N.M., S/C de Tenerife
Que el de ayer fue un buen día para Dolores Irmgard y Heinz Schneider era algo tan sencillo como mirar a las caras de ambos en su casa de Las Huertas -San Andrés-, situada sobre un terreno por el que llevan luchando desde el año 2000 y que, gracias a la sentencia dictada el pasado martes por el Tribunal Superior de Justicia de Canarias, están más cerca de recuperar.
Pese a que sus apellidos y su fuerte acento delatan su origen germano, en el pueblo son simplemente Lola y Enrique, dos alemanes que se asentaron hace décadas en la zona y que comparten con al menos otras 80 familias el drama de haber descubierto por casualidad que las tierras que les habían pertenecido desde hacía décadas ya no eran suyas sobre el papel, sino que estaban registradas a nombre de Inversiones Las Teresitas SL.
¿Cuál es el origen de esta extra- ña situación? El relato que hace la Fiscalía Anticorrupción del "caso Las Teresitas" lo sitúa el 30 de diciembre de 1996. Ese día tuvo lugar una Junta General Ordinaria de propietarios de miles de metros cuadrados en el ámbito de Las Teresitas -muchos de ellos muy humildes- que se encontraban englobados en lo que se denomina una Junta de Compensación. En esa reunión se aprobaría la venta de todos los terrenos a la empresa.
Pero había un problema. Según la Fiscalía, hubo un importante número de propietarios que no estaban presentes y a los cuales no se les consultó. Lola y Enrique van más allá. Ellos no pertenecían a dicha Junta ni ese organismo les comunicó la venta, un testimonio que coincide con el de otras familias de la zona. Pese a ello, las parcelas que tenían a su nombre dejaron de estar ahí, de existir.
Dolores poseía un terreno en Las Huertas, donde se asienta su casa, que fue adquirido en los años cincuenta del siglo XX por su padre. A su marido le corresponden otras dos parcelas. Todas ellas las adquirió Inversiones Las Teresitas, que mantiene la propiedad, ya que nunca las vendió ni al ayuntamiento ni a otra empresa, que compraron las dos grandes bolsas de la zona.
La primera en enterarse del cambio de manos de la propiedad fue Dolores. "En el año 2000 -relata-, una vecina de San Andrés me dijo que si yo me había asegurado de que el terreno seguía siendo mío, lo cual me extrañó muchísimo porque no tenía por qué ser de otra forma, así que fui al Registro de la Propiedad y descubrí con asombro que, efectivamente, era de Inversiones Las Teresitas", añade.
Irmgard y su marido aseguran que nunca tuvieron contacto con la Junta de Compensación, "salvo una vez, a finales de los años ochenta, cuando vino a casa una chica a pedirnos la escritura de la propiedad que, por su puesto, no le dimos". Sin embargo, es consciente de que aparece en las actas de una reunión de este organismo "en 1991 junto a un vecino nuestro que llevaba diez años muerto. ¿Cómo es posible?", se pregunta.
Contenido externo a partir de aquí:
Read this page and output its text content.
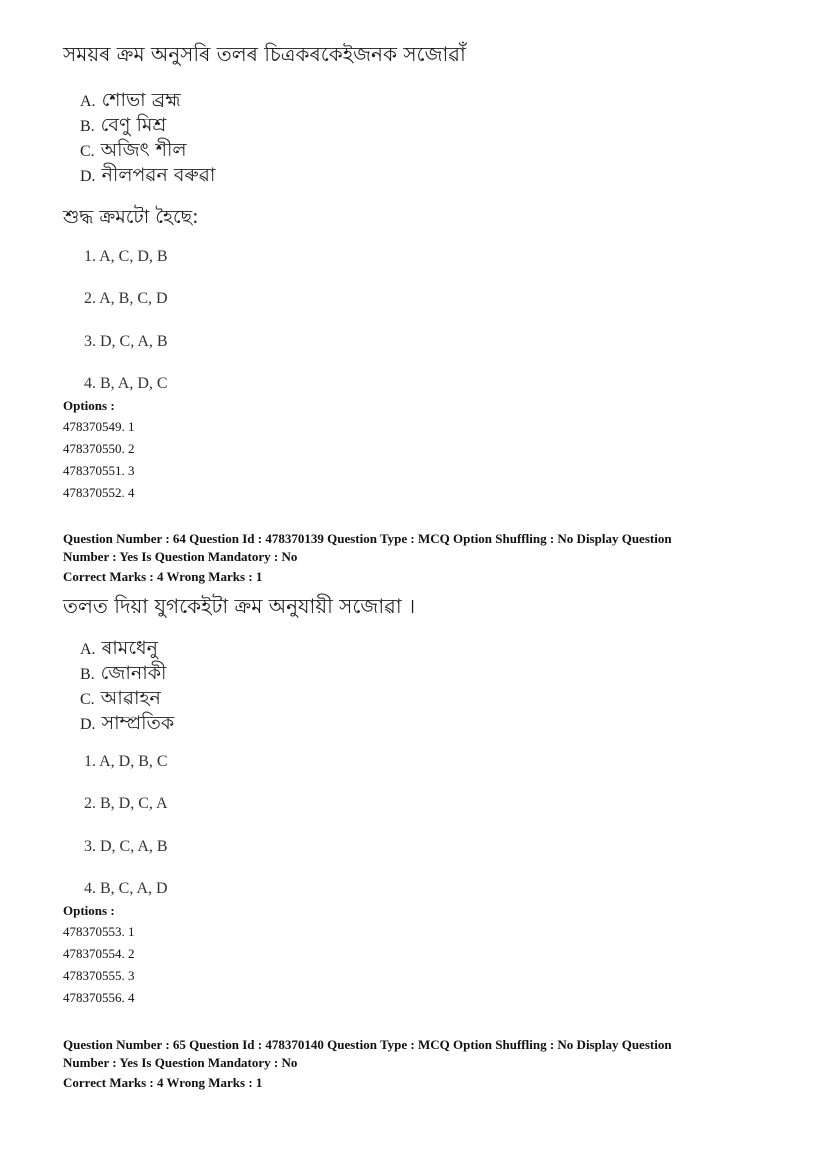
সময়ৰ ক্ৰম অনুসৰি তলৰ চিত্ৰকৰকেইজনক সজোৱাঁ
A. শোভা ব্ৰহ্ম
B. বেণু মিশ্ৰ
C. অজিৎ শীল
D. নীলপৱন বৰুৱা
শুদ্ধ ক্ৰমটো হৈছে:
1. A, C, D, B
2. A, B, C, D
3. D, C, A, B
4. B, A, D, C
Options :
478370549. 1
478370550. 2
478370551. 3
478370552. 4
Question Number : 64 Question Id : 478370139 Question Type : MCQ Option Shuffling : No Display Question
Number : Yes Is Question Mandatory : No
Correct Marks : 4 Wrong Marks : 1
তলত দিয়া যুগকেইটা ক্ৰম অনুযায়ী সজোৱা ।
A. ৰামধেনু
B. জোনাকী
C. আৱাহন
D. সাম্প্ৰতিক
1. A, D, B, C
2. B, D, C, A
3. D, C, A, B
4. B, C, A, D
Options :
478370553. 1
478370554. 2
478370555. 3
478370556. 4
Question Number : 65 Question Id : 478370140 Question Type : MCQ Option Shuffling : No Display Question
Number : Yes Is Question Mandatory : No
Correct Marks : 4 Wrong Marks : 1
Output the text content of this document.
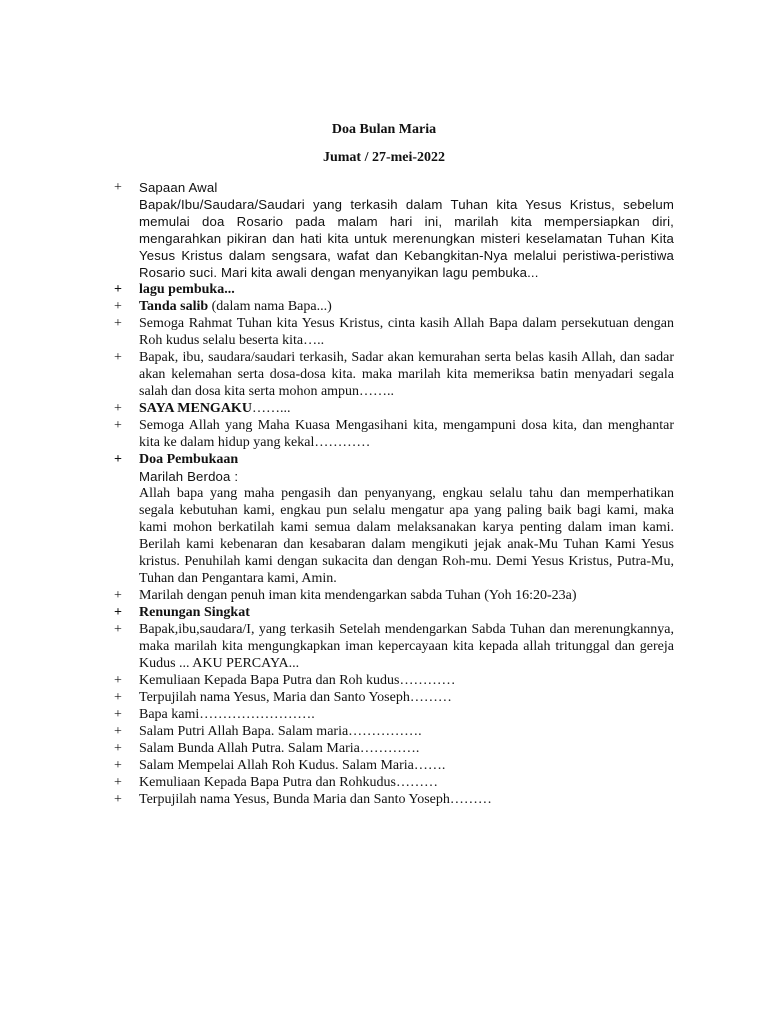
Doa Bulan Maria
Jumat / 27-mei-2022
+ Sapaan Awal

Bapak/Ibu/Saudara/Saudari yang terkasih dalam Tuhan kita Yesus Kristus, sebelum memulai doa Rosario pada malam hari ini, marilah kita mempersiapkan diri, mengarahkan pikiran dan hati kita untuk merenungkan misteri keselamatan Tuhan Kita Yesus Kristus dalam sengsara, wafat dan Kebangkitan-Nya melalui peristiwa-peristiwa Rosario suci. Mari kita awali dengan menyanyikan lagu pembuka...

+ lagu pembuka...

+ Tanda salib (dalam nama Bapa...)

+ Semoga Rahmat Tuhan kita Yesus Kristus, cinta kasih Allah Bapa dalam persekutuan dengan Roh kudus selalu beserta kita…..

+ Bapak, ibu, saudara/saudari terkasih, Sadar akan kemurahan serta belas kasih Allah, dan sadar akan kelemahan serta dosa-dosa kita. maka marilah kita memeriksa batin menyadari segala salah dan dosa kita serta mohon ampun……..

+ SAYA MENGAKU……...

+ Semoga Allah yang Maha Kuasa Mengasihani kita, mengampuni dosa kita, dan menghantar kita ke dalam hidup yang kekal…………

+ Doa Pembukaan

Marilah Berdoa :

Allah bapa yang maha pengasih dan penyanyang, engkau selalu tahu dan memperhatikan segala kebutuhan kami, engkau pun selalu mengatur apa yang paling baik bagi kami, maka kami mohon berkatilah kami semua dalam melaksanakan karya penting dalam iman kami. Berilah kami kebenaran dan kesabaran dalam mengikuti jejak anak-Mu Tuhan Kami Yesus kristus. Penuhilah kami dengan sukacita dan dengan Roh-mu. Demi Yesus Kristus, Putra-Mu, Tuhan dan Pengantara kami, Amin.

+ Marilah dengan penuh iman kita mendengarkan sabda Tuhan (Yoh 16:20-23a)

+ Renungan Singkat

+ Bapak,ibu,saudara/I, yang terkasih Setelah mendengarkan Sabda Tuhan dan merenungkannya, maka marilah kita mengungkapkan iman kepercayaan kita kepada allah tritunggal dan gereja Kudus ... AKU PERCAYA...

+ Kemuliaan Kepada Bapa Putra dan Roh kudus…………

+ Terpujilah nama Yesus, Maria dan Santo Yoseph………

+ Bapa kami…………………….

+ Salam Putri Allah Bapa. Salam maria…………….

+ Salam Bunda Allah Putra. Salam Maria………….

+ Salam Mempelai Allah Roh Kudus. Salam Maria…….

+ Kemuliaan Kepada Bapa Putra dan Rohkudus………

+ Terpujilah nama Yesus, Bunda Maria dan Santo Yoseph………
La versión de esta propietaria alemana, que asegura que tiene paciencia suficiente para aguantar unos años más hasta que vea los terrenos registrados otra vez a su nombre, coincide con la de la Fiscalía nuevamente cuando explica que, pese a que ni a ella ni a muchos otros propietarios se les comunicó la venta, "el ex presidente de la Junta fue al registro de la propiedad y declaró estar de acuerdo con que se englobaran todas las parcelas en una sola propiedad" que fue reparcelada más tarde y vendida a la empresa.
La pareja asegura haber puesto en conocimiento del ayuntamiento esta situación "muchas, muchas veces, pero nos dejaron esperando horas, días, tanto el alcalde como el concejal de Urbanismo, Manuel Parejo, pero sin resultado ninguno", añade Enrique, que califica su historia de "increíble".
La corporación municipal no sólo no atendió sus quejas. Según la sentencia del TSJC del pasado martes, aprobó todo el procedimiento sin respetar los derechos de Dolores Irmgard, a la que hace referencia el fallo, y no le dio el preceptivo derecho de audiencia, por lo que el procedimiento vuelve a 1989.
Irmgard asegura que hace unos meses representantes de la empresa se pusieron en contacto con su abogado para ofrecer la devolución de las tierras y una compensación, "pero desaparecieron y no se ha vuelto a saber nada", explica.
"Ahora -añade- son ellos los que deben hacer el primer movimiento. Nosotros vamos a esperar, porque ahora el problema lo tienen ellos. Nos amargaron nuestro paraíso, pero no nos quedaremos tranquilos hasta recuperar lo que es nuestro. ¿Qué podemos perder? Unos años más no importa".